1 Corinthians 11:26, “For as often as you eat this bread and drink the cup, you proclaim the Lord’s death until He comes.”
Two things to consider here. First, Jesus gave His Church the elements of bread and wine as images, symbols, signs, proxies of His Body and His Blood. The body and blood of the Lord is being represented in this meal. And secondly, as an extension of this idea, the eating of this bread and drinking of this cup are a proclamation of the Lord’s death. When the body is broken and eaten, when the cup is poured out and swallowed, the church is making a proclamation….a divine proclamation….they are proclaiming the death of their Lord.
Now…just consider how strange the imagery that our Lord has given to us really is. His death is represented not merely by a breaking and an outpouring, but by eating and drinking. He dies into us, as it were. For the death to be proclaimed, the elements cannot remain external to us, they must be taken in. We have to receive His death, to feed on His death (John 6:56), His death is the manner in which He—God—gives Himself to us as food and drink to be taken in.
How amazing that our eating, our drinking is the proclamation of His death! Why do we not have a ceremony where we make a mock sacrifice? Why is the bread not burned or the cup simply poured out as a libation? Why instead do we eat and drink? Why is our eating and drinking the picture of His death?
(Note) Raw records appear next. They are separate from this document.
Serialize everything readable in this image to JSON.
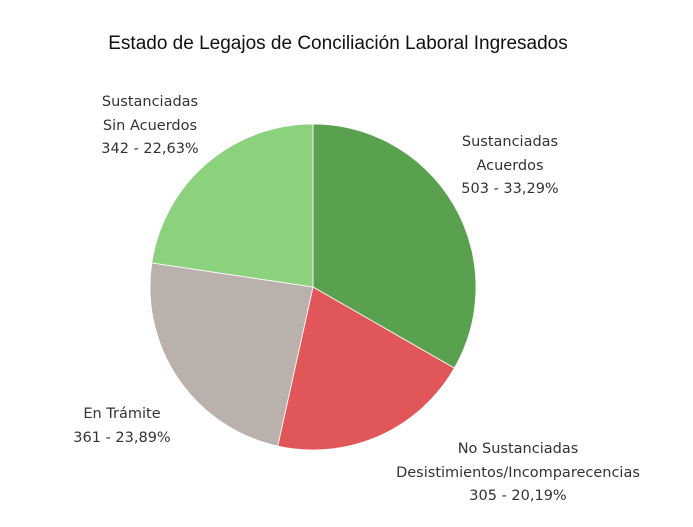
{
  "chart_data": {
    "type": "pie",
    "title": "Estado de Legajos de Conciliación Laboral Ingresados",
    "slices": [
      {
        "label_lines": [
          "Sustanciadas",
          "Acuerdos"
        ],
        "value": 503,
        "percent": "33,29%",
        "value_text": "503 - 33,29%",
        "color": "#59a14f"
      },
      {
        "label_lines": [
          "No Sustanciadas",
          "Desistimientos/Incomparecencias"
        ],
        "value": 305,
        "percent": "20,19%",
        "value_text": "305 - 20,19%",
        "color": "#e15759"
      },
      {
        "label_lines": [
          "En Trámite"
        ],
        "value": 361,
        "percent": "23,89%",
        "value_text": "361 - 23,89%",
        "color": "#bab0ac"
      },
      {
        "label_lines": [
          "Sustanciadas",
          "Sin Acuerdos"
        ],
        "value": 342,
        "percent": "22,63%",
        "value_text": "342 - 22,63%",
        "color": "#8cd17d"
      }
    ],
    "start_angle": "top",
    "direction": "clockwise",
    "legend": "none"
  }
}
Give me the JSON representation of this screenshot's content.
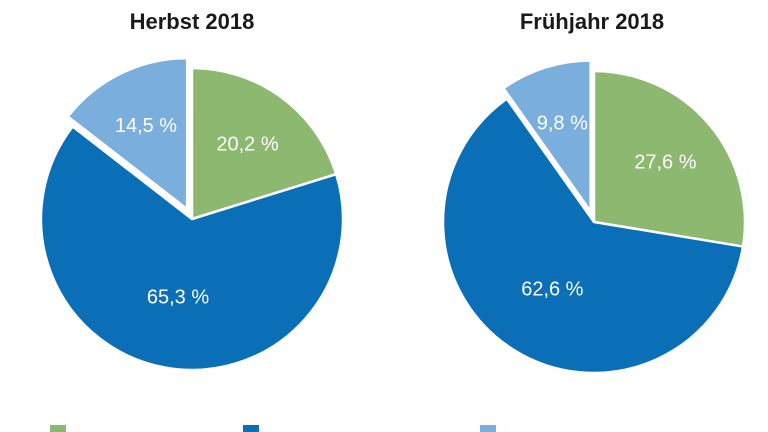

Is it not, of course, because His death—rightly understood—is for us…..it is not a merely external reality to be considered outside of ourselves….it—He—must be taken in….we must, as John 6:35ff elaborates, we must feast on Christ, feast on the crucified Lord….His flesh given for us must be received by faith as our food, His blood poured out for us must be receive by faith as our drink….Christ dies into His Bride so that she might live…And this is what we proclaim until He—the risen one—comes again.